The Word of God is not an economics text, but when it provides instruction in the financial realm it must be reliable.
I haven’t time to provide details verifying these various aspects of biblical teaching, but you may assure yourself that God has spoken and His Word is true.
The cosmology and the cosmogony of other religions are fantastic?
To the Hindi mind the earth was a great ball situated on the back of an elephant which stood on the back of a great turtle which was constantly swimming through the universe.
To the Egyptians the sun was a god consigned to move endlessly across the skies.
To the Greeks, the sun was a fiery chariot which was driven across the sky each day.
I would expect to find such cosmologies in the Word, if the Book were composed of myths and fables.
Instead, I read in the Bible of the hydraulic cycle and of the movement of the stars and the planets and of the spherical shape of the earth.
The Bible states that Moses was educated in all the wisdom of the Egyptians [*Acts 7:22*].
According to the Egyptian cosmogony the world began with a great egg which flew around and around.
When mitosis was completed, it burst open and the world was born.
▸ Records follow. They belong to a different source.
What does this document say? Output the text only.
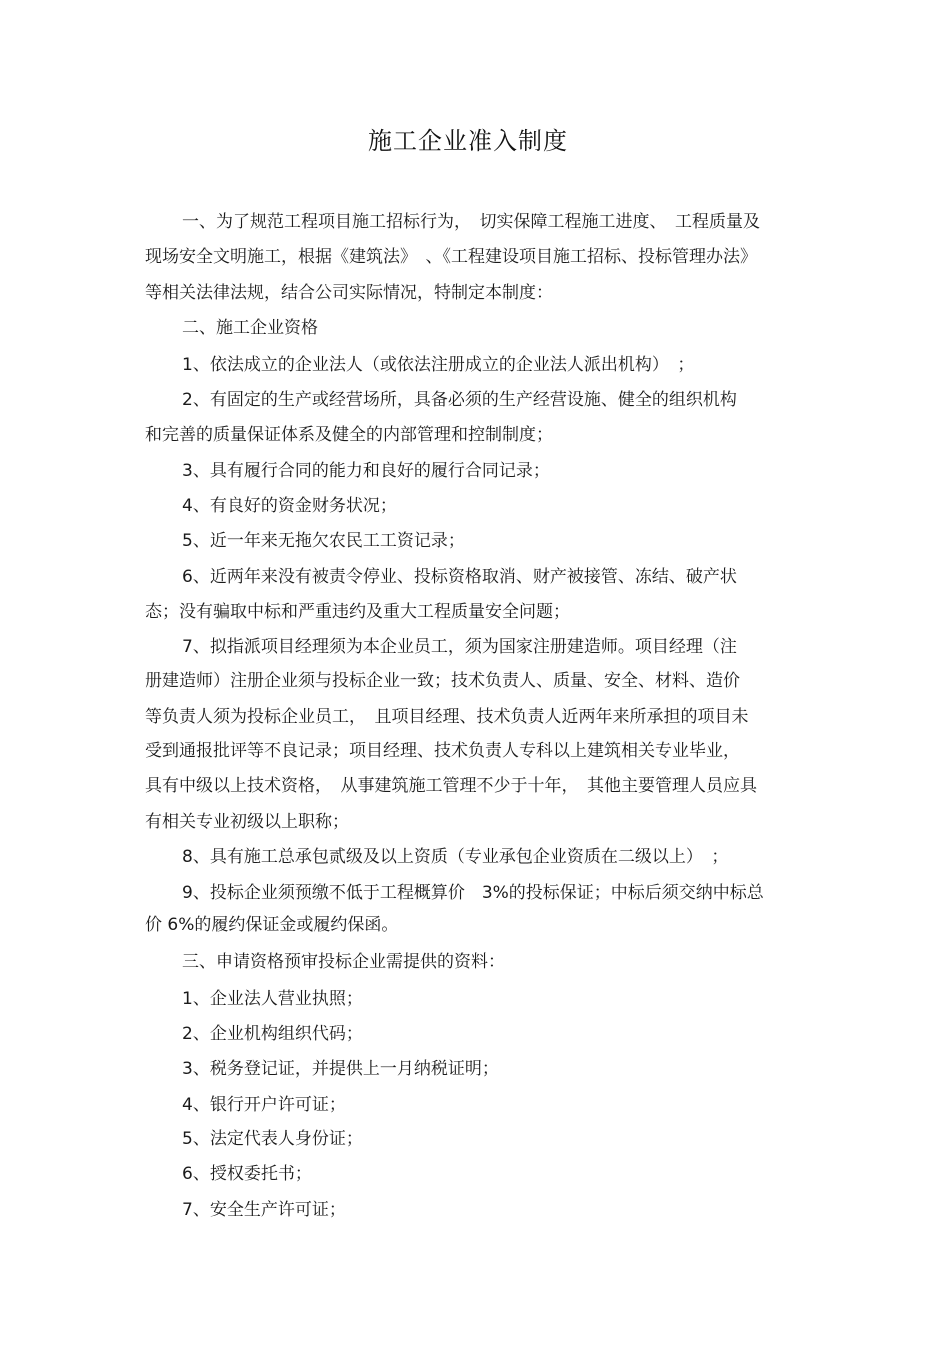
施工企业准入制度
一、为了规范工程项目施工招标行为，　切实保障工程施工进度、　工程质量及
现场安全文明施工，根据《建筑法》　、《工程建设项目施工招标、投标管理办法》
等相关法律法规，结合公司实际情况，特制定本制度：
二、施工企业资格
1、依法成立的企业法人（或依法注册成立的企业法人派出机构）　；
2、有固定的生产或经营场所，具备必须的生产经营设施、健全的组织机构
和完善的质量保证体系及健全的内部管理和控制制度；
3、具有履行合同的能力和良好的履行合同记录；
4、有良好的资金财务状况；
5、近一年来无拖欠农民工工资记录；
6、近两年来没有被责令停业、投标资格取消、财产被接管、冻结、破产状
态；没有骗取中标和严重违约及重大工程质量安全问题；
7、拟指派项目经理须为本企业员工，须为国家注册建造师。项目经理（注
册建造师）注册企业须与投标企业一致；技术负责人、质量、安全、材料、造价
等负责人须为投标企业员工，　且项目经理、技术负责人近两年来所承担的项目未
受到通报批评等不良记录；项目经理、技术负责人专科以上建筑相关专业毕业，
具有中级以上技术资格，　从事建筑施工管理不少于十年，　其他主要管理人员应具
有相关专业初级以上职称；
8、具有施工总承包贰级及以上资质（专业承包企业资质在二级以上）　；
9、投标企业须预缴不低于工程概算价　3%的投标保证；中标后须交纳中标总
价 6%的履约保证金或履约保函。
三、申请资格预审投标企业需提供的资料：
1、企业法人营业执照；
2、企业机构组织代码；
3、税务登记证，并提供上一月纳税证明；
4、银行开户许可证；
5、法定代表人身份证；
6、授权委托书；
7、安全生产许可证；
This was the wisdom of the Egyptians.
I expect to find such an account of creation when I pick up the Bible, but instead, I read: /In the beginning God created the heavens and the earth/ [*Genesis 1:1*].
That same Moses, educated in the contemporary cosmogony, wrote by inspiration precisely what God chose to reveal.
Were I to think in evolutionary terms, according to the anthropologic myths of the moment, I would be constrained to imagine multiple origins for the races of mankind.
Logic would compel me to assign the different races to categories deemed more or less inferior since they arose at different times and would evidence greater or lesser suitability for the modern environment.
Yet the Word teaches us /that from one man [God] made every nation of men, that they should inhabit the whole earth; and He determined the times set for them and the exact places where they should live/ [*Acts 17:26*].
If I follow the best thoughts of the greatest pagan minds to attempt to discover God, I will repeatedly find myself discouraged and disappointed.